Daily Docker Prune with Systemd
|
Shey Sewani |
Toronto
I use Docker. I used to manually prune
Docker every few weeks to keep it from eating up all my disk. Annoyed I eventually put it in cron
, but, have you used cron? It wasn’t fun, and I just can’t anymore with cron.
I was complaining about it on Mastadon and the adam12 showed me a better way: use systemd
timers to schedule the prune.
Here’s how it works: first, two files—one for the service, one for the timer.

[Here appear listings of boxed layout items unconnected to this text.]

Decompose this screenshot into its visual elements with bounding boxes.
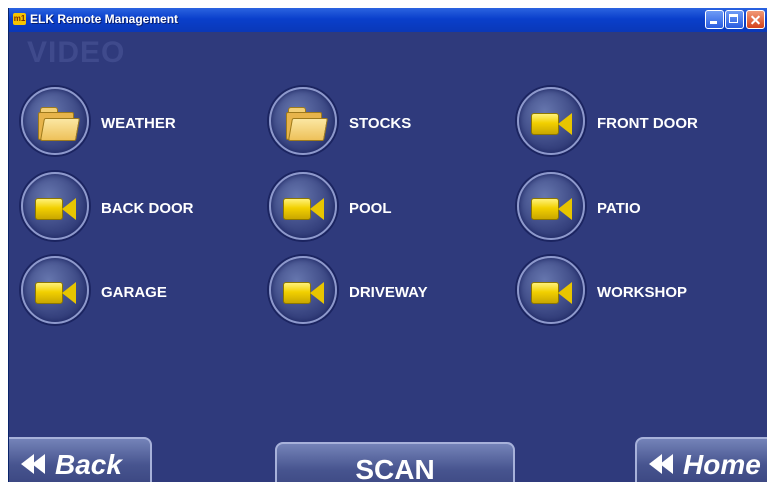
camera-icon	[35, 198, 77, 220]
tile-label: GARAGE	[101, 284, 167, 301]
tile-stocks[interactable]: STOCKS	[269, 87, 489, 157]
tile-button[interactable]	[517, 172, 585, 240]
tile-button[interactable]	[517, 87, 585, 155]
window-title: ELK Remote Management	[30, 12, 179, 26]
back-button-label: Back	[55, 449, 122, 480]
back-button[interactable]: Back	[9, 437, 152, 482]
tile-button[interactable]	[269, 256, 337, 324]
camera-icon	[531, 282, 573, 304]
tile-label: WEATHER	[101, 115, 176, 132]
tile-button[interactable]	[517, 256, 585, 324]
tile-label: STOCKS	[349, 115, 412, 132]
title-bar[interactable]: m1 ELK Remote Management	[9, 8, 767, 32]
tile-front-door[interactable]: FRONT DOOR	[517, 87, 737, 157]
maximize-button[interactable]	[725, 10, 744, 29]
tile-label: DRIVEWAY	[349, 284, 428, 301]
rewind-icon	[649, 453, 675, 474]
app-window: m1 ELK Remote Management VIDEO WEATHER S…	[8, 8, 767, 482]
tile-label: BACK DOOR	[101, 200, 194, 217]
camera-icon	[283, 198, 325, 220]
app-logo-icon: m1	[13, 13, 26, 25]
tile-button[interactable]	[21, 256, 89, 324]
rewind-icon	[21, 453, 47, 474]
close-button[interactable]	[746, 10, 765, 29]
camera-icon	[531, 198, 573, 220]
tile-driveway[interactable]: DRIVEWAY	[269, 256, 489, 326]
tile-back-door[interactable]: BACK DOOR	[21, 172, 241, 242]
tile-patio[interactable]: PATIO	[517, 172, 737, 242]
camera-icon	[283, 282, 325, 304]
home-button[interactable]: Home	[635, 437, 767, 482]
page-title: VIDEO	[27, 36, 126, 69]
tile-button[interactable]	[21, 172, 89, 240]
main-content: VIDEO WEATHER STOCKS FRONT DOOR BACK DOO…	[9, 32, 767, 482]
folder-icon	[286, 107, 329, 141]
tile-label: FRONT DOOR	[597, 115, 698, 132]
folder-icon	[38, 107, 81, 141]
tile-button[interactable]	[269, 172, 337, 240]
tile-label: PATIO	[597, 200, 641, 217]
tile-pool[interactable]: POOL	[269, 172, 489, 242]
tile-button[interactable]	[269, 87, 337, 155]
tile-garage[interactable]: GARAGE	[21, 256, 241, 326]
minimize-button[interactable]	[705, 10, 724, 29]
tile-label: POOL	[349, 200, 392, 217]
tile-workshop[interactable]: WORKSHOP	[517, 256, 737, 326]
scan-button-label: SCAN	[355, 454, 435, 482]
tile-label: WORKSHOP	[597, 284, 687, 301]
tile-weather[interactable]: WEATHER	[21, 87, 241, 157]
tile-button[interactable]	[21, 87, 89, 155]
scan-button[interactable]: SCAN	[275, 442, 515, 482]
home-button-label: Home	[683, 449, 761, 480]
camera-icon	[531, 113, 573, 135]
camera-icon	[35, 282, 77, 304]
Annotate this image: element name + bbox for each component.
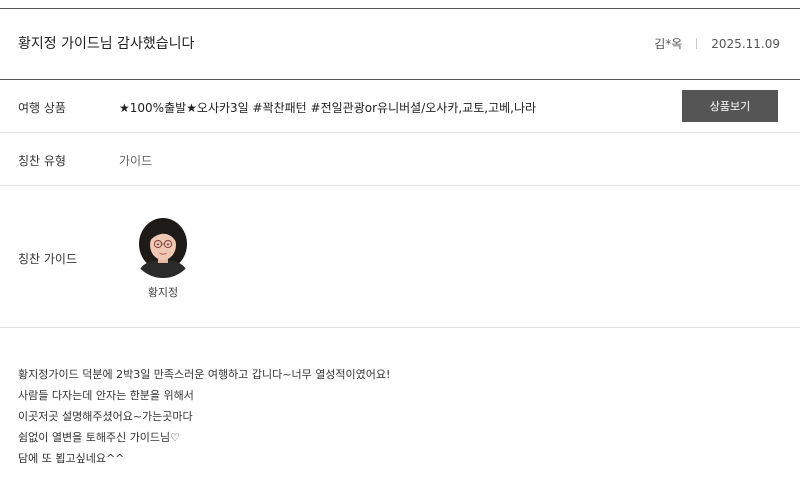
- guide-avatar: [131, 214, 195, 278]
- meta-divider: [696, 38, 698, 49]
- product-name: ★100%출발★오사카3일 #꽉찬패턴 #전일관광or유니버셜/오사카,교토,고…: [119, 101, 537, 115]
- review-line: 쉼없이 열변을 토해주신 가이드님♡: [18, 431, 181, 444]
- view-product-button[interactable]: 상품보기: [682, 90, 778, 122]
- review-line: 사람들 다자는데 안자는 한분을 위해서: [18, 389, 194, 402]
- review-line: 담에 또 뵙고싶네요^^: [18, 452, 125, 465]
- review-body: 황지정가이드 덕분에 2박3일 만족스러운 여행하고 갑니다~너무 열성적이였어…: [18, 364, 778, 469]
- review-line: 이곳저곳 설명해주셨어요~가는곳마다: [18, 410, 193, 423]
- review-date: 2025.11.09: [711, 36, 780, 51]
- review-detail-page: 황지정 가이드님 감사했습니다 김*옥 2025.11.09 여행 상품 ★10…: [0, 0, 800, 500]
- review-header: 황지정 가이드님 감사했습니다 김*옥 2025.11.09: [0, 8, 800, 80]
- guide-card: 황지정: [131, 214, 195, 300]
- praise-type-value: 가이드: [119, 154, 153, 168]
- guide-name: 황지정: [147, 286, 179, 299]
- praise-type-label: 칭찬 유형: [18, 154, 66, 168]
- review-author: 김*옥: [654, 37, 683, 51]
- review-title: 황지정 가이드님 감사했습니다: [18, 36, 195, 52]
- praise-guide-label: 칭찬 가이드: [18, 252, 78, 266]
- product-label: 여행 상품: [18, 101, 66, 115]
- praise-guide-row: 칭찬 가이드 황지정: [0, 186, 800, 328]
- review-meta: 김*옥 2025.11.09: [654, 35, 780, 52]
- praise-type-row: 칭찬 유형 가이드: [0, 133, 800, 186]
- review-line: 황지정가이드 덕분에 2박3일 만족스러운 여행하고 갑니다~너무 열성적이였어…: [18, 368, 391, 381]
- product-row: 여행 상품 ★100%출발★오사카3일 #꽉찬패턴 #전일관광or유니버셜/오사…: [0, 80, 800, 133]
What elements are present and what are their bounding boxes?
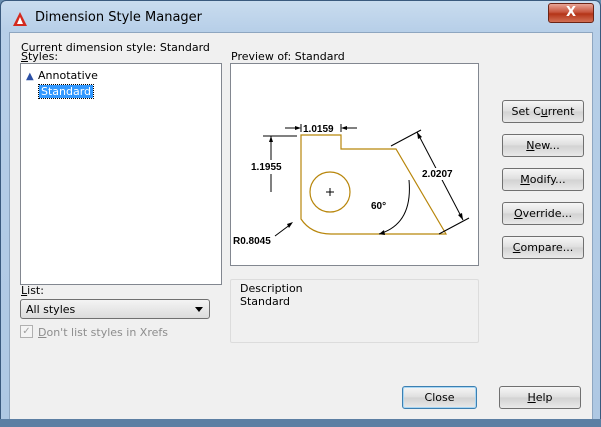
styles-list[interactable]: ▲ Annotative Standard: [20, 63, 222, 285]
xrefs-checkbox-label: Don't list styles in Xrefs: [38, 326, 168, 339]
list-label: List:: [21, 284, 44, 297]
compare-button[interactable]: Compare...: [502, 236, 584, 259]
window-title: Dimension Style Manager: [35, 10, 203, 25]
slant-dimension-text: 2.0207: [422, 169, 453, 180]
annotative-icon: ▲: [26, 71, 34, 82]
left-dimension-text: 1.1955: [251, 162, 282, 173]
close-window-button[interactable]: X: [548, 3, 594, 23]
styles-label: Styles:: [21, 50, 59, 63]
angle-dimension-text: 60°: [371, 201, 386, 212]
xrefs-checkbox[interactable]: ✓: [20, 325, 33, 338]
dimension-preview-drawing: 1.0159 1.1955 2.0207 60° R0.8045: [233, 124, 470, 247]
description-title: Description: [240, 282, 303, 295]
new-button[interactable]: New...: [502, 134, 584, 157]
radius-dimension-text: R0.8045: [233, 236, 271, 247]
close-button[interactable]: Close: [402, 386, 477, 409]
chevron-down-icon: [195, 307, 203, 312]
list-item-standard[interactable]: Standard: [37, 84, 95, 99]
preview-label: Preview of: Standard: [231, 50, 345, 63]
close-icon: X: [565, 5, 577, 20]
set-current-button[interactable]: Set Current: [502, 100, 584, 123]
dimension-style-manager-window: Dimension Style Manager X Current dimens…: [0, 0, 601, 427]
list-filter-select[interactable]: All styles: [20, 299, 210, 319]
list-item-standard-label: Standard: [37, 84, 95, 99]
help-button[interactable]: Help: [499, 386, 581, 409]
title-bar[interactable]: Dimension Style Manager X: [1, 1, 600, 35]
list-filter-value: All styles: [26, 303, 76, 316]
part-outline: [300, 134, 448, 235]
top-dimension-text: 1.0159: [303, 124, 334, 135]
modify-button[interactable]: Modify...: [502, 168, 584, 191]
list-item-annotative[interactable]: ▲ Annotative: [26, 68, 98, 83]
description-text: Standard: [240, 295, 291, 308]
preview-pane: 1.0159 1.1955 2.0207 60° R0.8045: [230, 63, 479, 266]
autocad-app-icon: [13, 12, 27, 26]
override-button[interactable]: Override...: [502, 202, 584, 225]
desktop-background-strip: [0, 419, 601, 427]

The service file: /etc/systemd/system/docker-prune.service
[Unit]
Description=Daily Docker System Prune
Wants=docker.service
After=docker.service
[Service]
Type=oneshot
ExecStart=/usr/bin/docker system prune -f --filter "until=720h"
[Install]
WantedBy=multi-user.target
The timer file: /etc/systemd/system/docker-prune.timer
[Unit]
Description=Run Docker System Prune Daily
[Timer]
OnCalendar=daily
Persistent=true
[Install]
WantedBy=timers.target
Enable the service and timer
sudo systemctl daemon-reexec
sudo systemctl enable --now docker-prune.timer
Confirming it’s working
List active timers:
systemctl list-timers --all
Check the logs:
journalctl -u docker-prune.service
It runs once a day like it’s supposed to. The logs are easier to read, and the files are easier to edit. So yeah, no more cron.